アフリカの厳しさ・優しさ 「りる」第3号より
ケニア T.N.
昭和53年1次隊
園芸作物
アフリカには、大小の国が五十近くもあり、赤道を中心に南北に広がっている。従って気候、人種、文化等は変化に富んでいる。私はその中のひとつの国ケニアで一九七八年から三年間野菜栽培の隊員として刑務所の農場で働いてきた。囚人たちは至って陽気で刑務所の暗いイメージは全くなかった。この農場はあらゆる果樹や野菜が栽培され地方の農業試験場的な役割も果たしていた。
以前に私は香川の農協の営農指導員だったこともあって、かなリ自信をもっていたがどうもうまくいかなかった。水の少ない所で、しかも焼きつけるような太陽の下で如何に根を張るかがポイントで、私はこの厳しい環境を甘くみていたようだ。半年以上も雨がなく照りつけられると土はレンガになり歩けばほこリが舞いあがる。幼稚な現地のやり方にも多くの知恵があることに気づきこれを改良していくことにした。

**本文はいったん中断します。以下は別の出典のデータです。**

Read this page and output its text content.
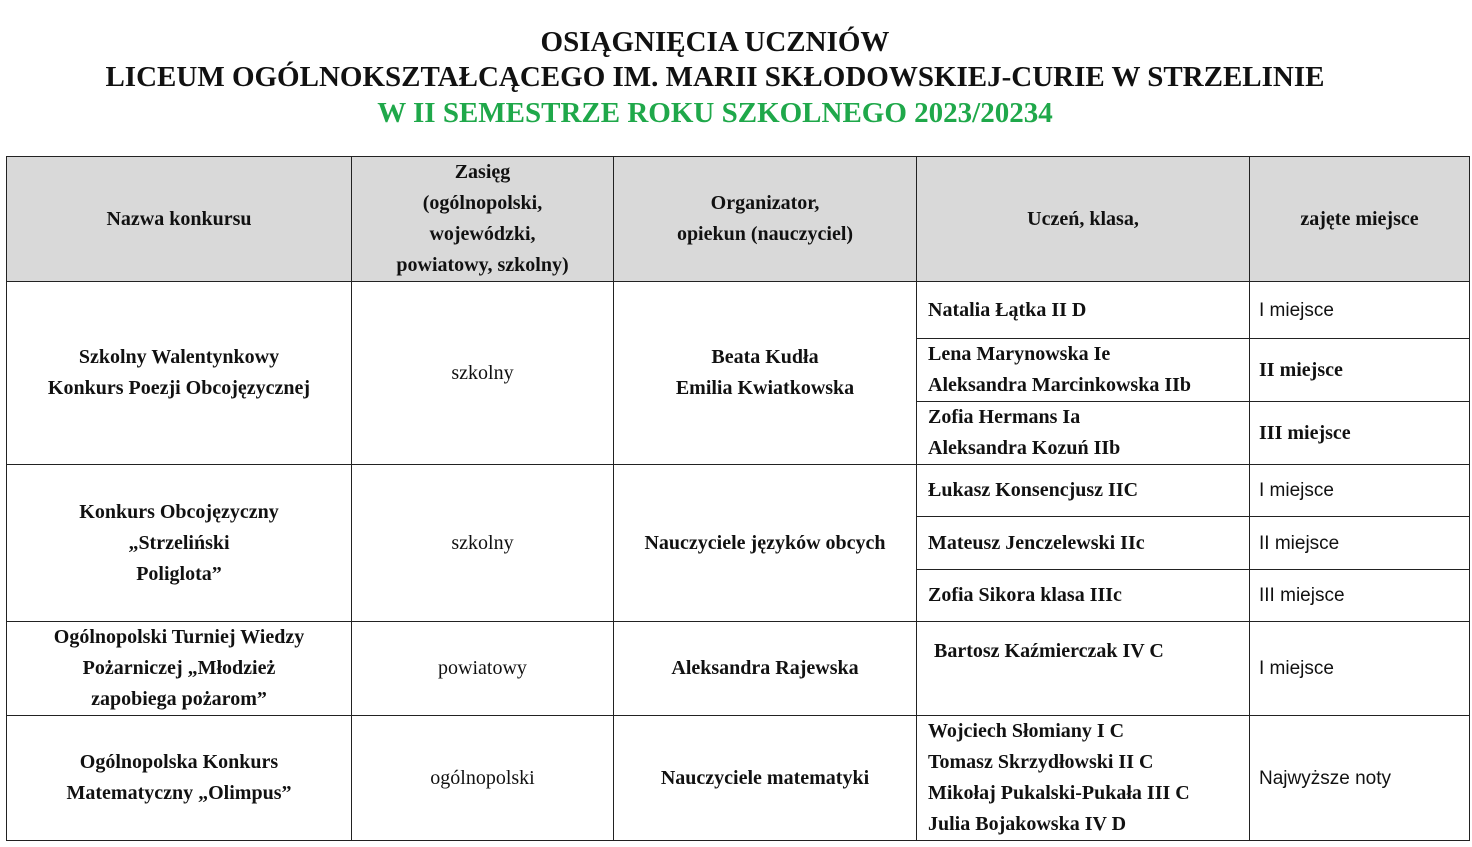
OSIĄGNIĘCIA UCZNIÓW
LICEUM OGÓLNOKSZTAŁCĄCEGO IM. MARII SKŁODOWSKIEJ-CURIE W STRZELINIE
W II SEMESTRZE ROKU SZKOLNEGO 2023/20234
Nazwa konkursu	Zasięg
(ogólnopolski,
wojewódzki,
powiatowy, szkolny)	Organizator,
opiekun (nauczyciel)	Uczeń, klasa,	zajęte miejsce

Szkolny Walentynkowy
Konkurs Poezji Obcojęzycznej	szkolny	Beata Kudła
Emilia Kwiatkowska	Natalia Łątka II D	I miejsce

			Lena Marynowska Ie
Aleksandra Marcinkowska IIb	II miejsce

			Zofia Hermans Ia
Aleksandra Kozuń IIb	III miejsce

Konkurs Obcojęzyczny
„Strzeliński
Poliglota”	szkolny	Nauczyciele języków obcych	Łukasz Konsencjusz IIC	I miejsce

			Mateusz Jenczelewski IIc	II miejsce

			Zofia Sikora klasa IIIc	III miejsce

Ogólnopolski Turniej Wiedzy
Pożarniczej „Młodzież
zapobiega pożarom”	powiatowy	Aleksandra Rajewska	Bartosz Kaźmierczak IV C	I miejsce

Ogólnopolska Konkurs
Matematyczny „Olimpus”	ogólnopolski	Nauczyciele matematyki	Wojciech Słomiany I C
Tomasz Skrzydłowski II C
Mikołaj Pukalski-Pukała III C
Julia Bojakowska IV D	Najwyższe noty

ケニアの田舎では食糧は自給自足で五haぐらいの畑で主食のトウモロコシを栽培している。他に家畜として牛、山羊、鶏が農家の庭で飼われている。村の生活はたいへん質素で静かである。過剰な情報に心を乱されることもなく何ごとにもゆったりと時間をかけてそれを楽しんでいる。庭にテーブルを出し通りがかりの隣人を呼び止めて、お茶にする様子は如何にも大様なアフリカらしい。
ある日私は遠くの友人を訪れるためバスに乗って山中を走っていると、夕暮れになってバスは終点止まりとなった。乗客は「私」ひとりだけになっており途方にくれている時、運転手の家に案内され夕食をごちそうになり、彼等の寝室を貸してくれた。身も知らぬ外国人に親切にしてくれて私は感動した。それからこれはある女性教師隊員の話であるが彼女が街で少年にお金を無心された時、彼女は自分の村に帰るためのバス賃さえないので困っていると云って断った 。
ところが少年は自分のポケットから小銭を出して渡そうとしたので、彼女は恥ずかしくなり、真実云って謝ったそうだ。いい話である。人々の心には、伝統的な助け合いの精神が残っている。国が発展しても、このような良き伝統は残していって欲しいと願っている。
香川県にサヌキ時間があるように、アフリカにもアフリカ時間というものがある。これにはたいへん悩まされたが、慣れてしまうと、こんなにおおらかなものはないと思う。私は帰国してからずっと農業を営んでいるが農業は自分で時間のやりくりができるのが良い。そこで自分の家は自分で建ててみようと思いついた。昨年の夏、米国よりログハウスの材料を輸入し、米国の大工らと共に屋根まで建て上げた
。完成させるには、まだ時間と手間がかかるが、少しずつやっている。物をつくリ上げるプロセスには心をわくわくさせるものがある。これぞ大人の工作である。
帰国して、私は農業を選び、ミカンと力ーネーション栽培を十年程とりくんでいる。専業農家であるがゆえに今苦しい時である。それでも私は農業を続けていきたい。ケニアでの経験は私の価値感を大きく変えた。農業を仕事ではなくて生活の一部とみなし無理せず健康的で生きがいのあるものにしたい。私には自分の家は自分の手でつくるという夢があった。
昨年の夏アメリカよりログハウスの材木一式を輸入し、大工らもアメリカより呼び納屋での合宿生活一ヵ月でほぼ屋根までできた。現在、農作業の合間に少しずつやっているがこの秋に完成させる予定である。
協力隊活動の二年間は後の十年あるいは二十年に匹敵する程重みがあると信じている若い農業後継者にぜひ挑戦してもらいたい。JA(農協)組織も合併化によリ大組織になりつつあるが、将来のJAを考えるとローカルなことばかりにとらわれない魅力あるスタッフ、農家養成のために彼らを協力隊に参加させ、再び地方の活性化に活用すべきだと思う。